No more warnings here. Is LQ off the list now, or I just broke my browsers? :)

@ newbiesforever

http://en.wikipedia.org/wiki/Linux_malware

This appears to be mostly squared away...

Just checked from a Google search in Chromium and got straight here, however there was an additional link below the Search result, like this:
So, a little more to go, but direct access is restored.

HTH.

I'm still showing that "A review for this site is still being processed. Please check back later." BUT, I can confirm that a default Chrome/FF install is no longer blocking the site.

--jeremy

...and http://safebrowsing.clients.google.c...xquestions.org has been updated to indicate:

Thanks for the patience, this has certainly been a frustrating experience.

--jeremy

Thank you. I've never had it straight in my mind whether virus or malware infections in Linux are nonexistent or extremely rare. This still says what I read when I researched Linux malware a few years ago--that the viruses rarely or never existr outside laboratories (it hedges a bit).
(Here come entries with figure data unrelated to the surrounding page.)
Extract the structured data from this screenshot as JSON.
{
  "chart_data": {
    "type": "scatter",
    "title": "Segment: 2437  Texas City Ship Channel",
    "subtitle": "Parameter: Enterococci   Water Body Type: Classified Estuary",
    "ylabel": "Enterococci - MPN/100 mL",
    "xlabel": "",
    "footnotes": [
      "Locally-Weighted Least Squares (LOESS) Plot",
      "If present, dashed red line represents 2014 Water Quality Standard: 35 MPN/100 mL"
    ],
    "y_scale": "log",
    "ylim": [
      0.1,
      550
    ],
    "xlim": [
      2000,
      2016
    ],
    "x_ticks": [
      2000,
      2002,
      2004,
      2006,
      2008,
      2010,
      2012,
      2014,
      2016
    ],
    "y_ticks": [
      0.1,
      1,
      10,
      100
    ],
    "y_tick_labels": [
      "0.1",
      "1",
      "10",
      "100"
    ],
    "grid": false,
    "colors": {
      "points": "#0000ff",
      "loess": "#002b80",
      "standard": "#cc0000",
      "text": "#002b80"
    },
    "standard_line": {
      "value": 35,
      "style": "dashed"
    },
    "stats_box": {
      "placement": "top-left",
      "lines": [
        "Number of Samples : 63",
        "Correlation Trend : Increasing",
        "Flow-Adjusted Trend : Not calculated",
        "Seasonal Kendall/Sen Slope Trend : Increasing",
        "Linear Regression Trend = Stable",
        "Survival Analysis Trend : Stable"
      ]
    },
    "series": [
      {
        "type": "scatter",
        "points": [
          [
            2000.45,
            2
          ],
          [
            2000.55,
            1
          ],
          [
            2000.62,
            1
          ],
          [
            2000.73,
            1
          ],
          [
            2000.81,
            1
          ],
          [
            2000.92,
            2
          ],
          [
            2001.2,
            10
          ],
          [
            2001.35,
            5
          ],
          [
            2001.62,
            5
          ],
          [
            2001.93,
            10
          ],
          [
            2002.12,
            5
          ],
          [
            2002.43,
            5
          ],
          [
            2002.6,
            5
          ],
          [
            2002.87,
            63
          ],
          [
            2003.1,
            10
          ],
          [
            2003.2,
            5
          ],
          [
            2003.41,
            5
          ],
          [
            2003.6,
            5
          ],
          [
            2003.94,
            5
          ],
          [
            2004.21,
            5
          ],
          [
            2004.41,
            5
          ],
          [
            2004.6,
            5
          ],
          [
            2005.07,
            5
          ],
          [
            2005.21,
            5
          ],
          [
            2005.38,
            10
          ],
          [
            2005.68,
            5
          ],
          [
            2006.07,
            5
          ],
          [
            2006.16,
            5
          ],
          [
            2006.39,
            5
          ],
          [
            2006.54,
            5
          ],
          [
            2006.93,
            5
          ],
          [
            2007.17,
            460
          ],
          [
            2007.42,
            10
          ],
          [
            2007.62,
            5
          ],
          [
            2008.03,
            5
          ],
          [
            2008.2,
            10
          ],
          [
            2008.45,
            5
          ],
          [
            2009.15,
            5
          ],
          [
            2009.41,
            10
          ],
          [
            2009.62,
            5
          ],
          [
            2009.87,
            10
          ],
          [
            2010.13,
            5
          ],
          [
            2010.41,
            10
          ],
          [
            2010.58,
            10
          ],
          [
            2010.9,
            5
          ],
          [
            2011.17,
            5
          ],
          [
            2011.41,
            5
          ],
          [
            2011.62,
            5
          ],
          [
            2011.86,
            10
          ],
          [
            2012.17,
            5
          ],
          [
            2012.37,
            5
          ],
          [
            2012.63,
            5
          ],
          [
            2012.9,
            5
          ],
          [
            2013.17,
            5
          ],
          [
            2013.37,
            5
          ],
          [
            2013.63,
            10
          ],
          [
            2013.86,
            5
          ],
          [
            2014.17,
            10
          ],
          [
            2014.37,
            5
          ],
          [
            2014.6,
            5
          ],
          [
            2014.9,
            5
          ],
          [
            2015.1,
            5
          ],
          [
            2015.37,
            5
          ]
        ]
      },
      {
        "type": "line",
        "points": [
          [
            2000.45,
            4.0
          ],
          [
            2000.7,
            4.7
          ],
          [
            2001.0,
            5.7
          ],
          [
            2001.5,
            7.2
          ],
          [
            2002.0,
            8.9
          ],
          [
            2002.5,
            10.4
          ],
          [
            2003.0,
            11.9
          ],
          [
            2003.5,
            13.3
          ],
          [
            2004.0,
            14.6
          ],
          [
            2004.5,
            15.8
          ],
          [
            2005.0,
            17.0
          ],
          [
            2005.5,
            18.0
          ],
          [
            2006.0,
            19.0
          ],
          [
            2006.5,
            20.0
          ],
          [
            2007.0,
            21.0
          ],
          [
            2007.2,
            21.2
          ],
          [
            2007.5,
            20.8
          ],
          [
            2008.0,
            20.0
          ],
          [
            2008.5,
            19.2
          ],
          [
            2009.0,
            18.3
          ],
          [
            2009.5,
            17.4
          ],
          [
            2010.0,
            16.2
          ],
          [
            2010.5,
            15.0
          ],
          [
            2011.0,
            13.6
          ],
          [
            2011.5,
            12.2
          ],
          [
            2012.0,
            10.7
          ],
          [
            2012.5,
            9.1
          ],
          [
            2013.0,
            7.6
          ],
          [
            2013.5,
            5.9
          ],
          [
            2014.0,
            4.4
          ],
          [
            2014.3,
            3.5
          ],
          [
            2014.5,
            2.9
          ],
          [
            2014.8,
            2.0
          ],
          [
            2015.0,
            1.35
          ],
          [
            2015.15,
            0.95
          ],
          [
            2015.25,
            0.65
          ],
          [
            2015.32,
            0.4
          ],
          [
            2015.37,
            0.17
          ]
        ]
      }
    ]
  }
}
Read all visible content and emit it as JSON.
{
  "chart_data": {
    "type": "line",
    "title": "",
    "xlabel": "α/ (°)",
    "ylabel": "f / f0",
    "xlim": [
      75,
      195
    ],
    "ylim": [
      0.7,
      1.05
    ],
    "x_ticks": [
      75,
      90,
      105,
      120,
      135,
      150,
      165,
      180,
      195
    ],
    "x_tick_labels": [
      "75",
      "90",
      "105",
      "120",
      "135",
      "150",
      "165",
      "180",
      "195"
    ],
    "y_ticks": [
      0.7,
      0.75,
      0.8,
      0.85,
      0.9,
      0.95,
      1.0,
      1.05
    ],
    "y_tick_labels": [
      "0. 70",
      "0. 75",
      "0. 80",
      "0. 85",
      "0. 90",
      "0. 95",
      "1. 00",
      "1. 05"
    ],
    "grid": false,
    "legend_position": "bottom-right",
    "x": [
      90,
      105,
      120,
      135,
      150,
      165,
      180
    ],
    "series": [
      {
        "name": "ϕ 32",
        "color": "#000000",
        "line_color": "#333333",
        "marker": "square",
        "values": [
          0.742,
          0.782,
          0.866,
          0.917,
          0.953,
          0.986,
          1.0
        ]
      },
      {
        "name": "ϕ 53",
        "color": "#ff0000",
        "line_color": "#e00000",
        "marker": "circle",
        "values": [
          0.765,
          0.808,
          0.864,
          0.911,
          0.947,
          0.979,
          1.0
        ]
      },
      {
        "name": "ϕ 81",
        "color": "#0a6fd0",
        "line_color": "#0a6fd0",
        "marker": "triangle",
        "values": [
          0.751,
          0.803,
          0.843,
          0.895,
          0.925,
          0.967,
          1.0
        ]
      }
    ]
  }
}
You're welcome newbiesforever,

Even though viruses and malware is rare in linux, I ran clamav on my home directory and tmp folder just to be sure because files can be hidden in image files. So far, no infected files found :)

FYI: On a search I did a few minutes ago I'm seeing the same message that generated the original post in this thread.

Prior to today I've not seen that for LQ ever.

It is clear now on my PCs without any changes to FF/Iceweasel-Chomium-Opera.
Jeremy you don't have to thank us these things happen, instead it is us that should thank you for providing LQ for us to use.